A team led by scientists from the Institute of Evolutionary Biology (IBE), a mixed center of the CSIC, and Pompeu Fabra University (UPF), together with independent researchers from Andalusia and the Spanish Association for the Protection of Butterflies (Zerynthia) have announced this new species.

The discovery has been published in the journal Insect Systematics and Diversityand provides data on the distribution, genetics and ecology of the new species, exclusive to the Iberian Peninsula.

Distribution map | Zerynthia

For Joan C. Hinojosa, lead author of the study and IBE researcher, the finding has been “a surprise”, not only due to the fact that it is quite a challenge to discover new species of butterflies in such an explored geographical area, but also because the new species is present in almost the entire Iberian Peninsula, except for the southwest and some points in the northeast.

unnoticed until now

This new butterfly had gone unnoticed until now because its external appearance is almost indistinguishable from other speciesthe «Iberian maiden» (melitaea phoebe), quite common and widely spread throughout our Peninsula and Europe.

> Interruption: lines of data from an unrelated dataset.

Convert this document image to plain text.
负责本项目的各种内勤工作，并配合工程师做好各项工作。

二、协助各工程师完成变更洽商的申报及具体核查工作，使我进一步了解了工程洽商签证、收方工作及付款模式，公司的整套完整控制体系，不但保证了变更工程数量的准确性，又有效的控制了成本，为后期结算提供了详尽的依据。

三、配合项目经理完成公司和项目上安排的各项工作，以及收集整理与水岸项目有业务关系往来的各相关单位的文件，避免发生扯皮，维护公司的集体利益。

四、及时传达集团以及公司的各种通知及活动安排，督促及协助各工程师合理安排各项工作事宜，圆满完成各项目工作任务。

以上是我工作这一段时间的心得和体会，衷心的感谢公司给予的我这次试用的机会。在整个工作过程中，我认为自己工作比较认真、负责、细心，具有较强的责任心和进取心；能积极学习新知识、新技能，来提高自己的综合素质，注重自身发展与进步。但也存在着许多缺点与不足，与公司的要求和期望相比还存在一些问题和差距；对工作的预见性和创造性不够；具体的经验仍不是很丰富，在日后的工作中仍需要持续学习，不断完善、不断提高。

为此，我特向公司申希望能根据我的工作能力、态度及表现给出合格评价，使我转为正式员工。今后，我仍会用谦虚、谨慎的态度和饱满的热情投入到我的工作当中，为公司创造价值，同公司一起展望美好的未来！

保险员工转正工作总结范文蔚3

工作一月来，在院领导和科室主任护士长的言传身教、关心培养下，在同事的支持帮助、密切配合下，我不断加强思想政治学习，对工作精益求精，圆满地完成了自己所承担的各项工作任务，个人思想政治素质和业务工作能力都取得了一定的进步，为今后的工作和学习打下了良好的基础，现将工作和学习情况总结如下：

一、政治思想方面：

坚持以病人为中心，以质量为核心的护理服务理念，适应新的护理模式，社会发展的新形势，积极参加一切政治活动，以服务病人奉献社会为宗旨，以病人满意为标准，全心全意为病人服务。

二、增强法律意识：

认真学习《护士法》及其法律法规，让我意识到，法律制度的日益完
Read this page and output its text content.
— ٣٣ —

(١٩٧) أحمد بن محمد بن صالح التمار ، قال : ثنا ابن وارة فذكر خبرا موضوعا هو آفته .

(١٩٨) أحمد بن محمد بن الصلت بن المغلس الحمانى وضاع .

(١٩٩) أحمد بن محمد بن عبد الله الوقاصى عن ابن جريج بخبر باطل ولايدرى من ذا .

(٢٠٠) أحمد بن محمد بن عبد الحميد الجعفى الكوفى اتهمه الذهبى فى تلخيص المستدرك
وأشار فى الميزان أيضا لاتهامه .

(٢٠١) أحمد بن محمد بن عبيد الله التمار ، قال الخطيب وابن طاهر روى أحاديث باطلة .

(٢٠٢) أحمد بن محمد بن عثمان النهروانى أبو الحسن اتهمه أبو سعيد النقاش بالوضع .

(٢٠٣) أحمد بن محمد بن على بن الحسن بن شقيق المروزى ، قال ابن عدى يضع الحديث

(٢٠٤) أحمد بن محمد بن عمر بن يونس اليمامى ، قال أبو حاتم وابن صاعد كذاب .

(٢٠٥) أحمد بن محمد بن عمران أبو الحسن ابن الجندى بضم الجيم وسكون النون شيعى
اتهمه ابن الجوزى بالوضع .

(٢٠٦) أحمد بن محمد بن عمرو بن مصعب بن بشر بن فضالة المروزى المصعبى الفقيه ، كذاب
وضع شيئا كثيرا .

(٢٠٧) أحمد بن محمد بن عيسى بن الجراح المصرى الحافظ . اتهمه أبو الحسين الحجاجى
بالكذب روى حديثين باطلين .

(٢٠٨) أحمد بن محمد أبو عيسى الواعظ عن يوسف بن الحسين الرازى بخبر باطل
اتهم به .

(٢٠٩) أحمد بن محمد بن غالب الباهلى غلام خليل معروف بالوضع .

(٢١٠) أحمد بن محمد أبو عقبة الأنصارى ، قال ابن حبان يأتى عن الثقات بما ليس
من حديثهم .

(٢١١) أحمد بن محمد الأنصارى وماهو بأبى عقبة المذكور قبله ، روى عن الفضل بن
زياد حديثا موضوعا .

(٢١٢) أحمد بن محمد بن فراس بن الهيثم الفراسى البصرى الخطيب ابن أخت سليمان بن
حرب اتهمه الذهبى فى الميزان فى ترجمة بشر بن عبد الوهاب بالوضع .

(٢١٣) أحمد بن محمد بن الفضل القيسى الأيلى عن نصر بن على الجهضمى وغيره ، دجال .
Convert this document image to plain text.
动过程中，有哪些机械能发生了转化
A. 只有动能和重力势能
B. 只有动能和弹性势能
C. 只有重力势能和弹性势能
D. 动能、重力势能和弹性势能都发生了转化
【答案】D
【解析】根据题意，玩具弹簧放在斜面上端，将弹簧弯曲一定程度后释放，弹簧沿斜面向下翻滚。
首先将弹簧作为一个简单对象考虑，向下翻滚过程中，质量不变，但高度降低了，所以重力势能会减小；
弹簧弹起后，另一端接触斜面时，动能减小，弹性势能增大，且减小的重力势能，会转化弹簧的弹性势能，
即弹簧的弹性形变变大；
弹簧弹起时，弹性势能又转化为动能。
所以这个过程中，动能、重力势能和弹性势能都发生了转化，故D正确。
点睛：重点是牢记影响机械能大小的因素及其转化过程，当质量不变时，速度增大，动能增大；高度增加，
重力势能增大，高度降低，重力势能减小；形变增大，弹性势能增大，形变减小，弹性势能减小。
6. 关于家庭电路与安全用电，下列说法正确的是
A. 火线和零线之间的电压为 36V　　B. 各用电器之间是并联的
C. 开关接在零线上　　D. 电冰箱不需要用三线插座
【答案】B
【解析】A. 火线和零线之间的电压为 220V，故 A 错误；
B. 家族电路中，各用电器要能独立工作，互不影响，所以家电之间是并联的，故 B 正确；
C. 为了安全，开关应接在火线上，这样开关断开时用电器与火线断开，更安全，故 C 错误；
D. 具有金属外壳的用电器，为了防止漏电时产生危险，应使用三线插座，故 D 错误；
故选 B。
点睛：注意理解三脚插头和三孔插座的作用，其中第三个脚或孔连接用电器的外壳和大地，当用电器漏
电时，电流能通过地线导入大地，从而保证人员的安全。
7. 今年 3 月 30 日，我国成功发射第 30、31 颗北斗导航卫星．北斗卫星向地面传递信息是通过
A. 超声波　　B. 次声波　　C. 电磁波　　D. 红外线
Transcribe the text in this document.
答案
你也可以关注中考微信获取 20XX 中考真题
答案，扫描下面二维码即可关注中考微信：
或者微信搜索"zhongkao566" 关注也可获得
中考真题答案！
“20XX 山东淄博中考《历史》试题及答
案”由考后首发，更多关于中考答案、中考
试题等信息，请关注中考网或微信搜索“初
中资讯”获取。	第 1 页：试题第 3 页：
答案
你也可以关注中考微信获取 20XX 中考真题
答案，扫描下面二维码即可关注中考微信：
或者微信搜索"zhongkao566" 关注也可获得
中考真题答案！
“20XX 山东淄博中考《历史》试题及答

Nevertheless, the main feature that differentiates them is the color of the caterpillars’ heads when they reach the final phase of growth: In the «elusive maiden» it is orange, while in the «older maiden» it is always black.

This fact caught the attention of the Andalusian co-authors Luís Sánchez Mesa and Miguel Muñoz Sariot, as well as Yeray Monasterio León, president of the Zerynthia Association and discoverer of the species in the north of the peninsula, who specifies that “when the first caterpillars with orange heads in Navarra realized that it could be something relevant».

Butterfly exemplary | Zerynthia

In this way, samples were sent to the Institute of Evolutionary Biology, and DNA studies appreciated that the “elusive maiden” is very different genetically from “elder maiden”.

Likewise, it was also discovered that the new species is “sister” to another that is distributed from Provence to Central Asia, whose scientific name is Melitaea ornata.

Evolution

Roger Vila, researcher at the Butterfly Diversity and Evolution Laboratory at the IBE, explained that It is a new species that has evolved due to the geographical isolation of the Iberian Peninsula, a relatively common fact in these insects.

Around twenty pairs of “sister” species with a similar pattern have already been found, Vila observed, for whom genetic techniques represent a paradigm shift in the study of biodiversity and make us see to what extent we still do not know many of the species in our environment.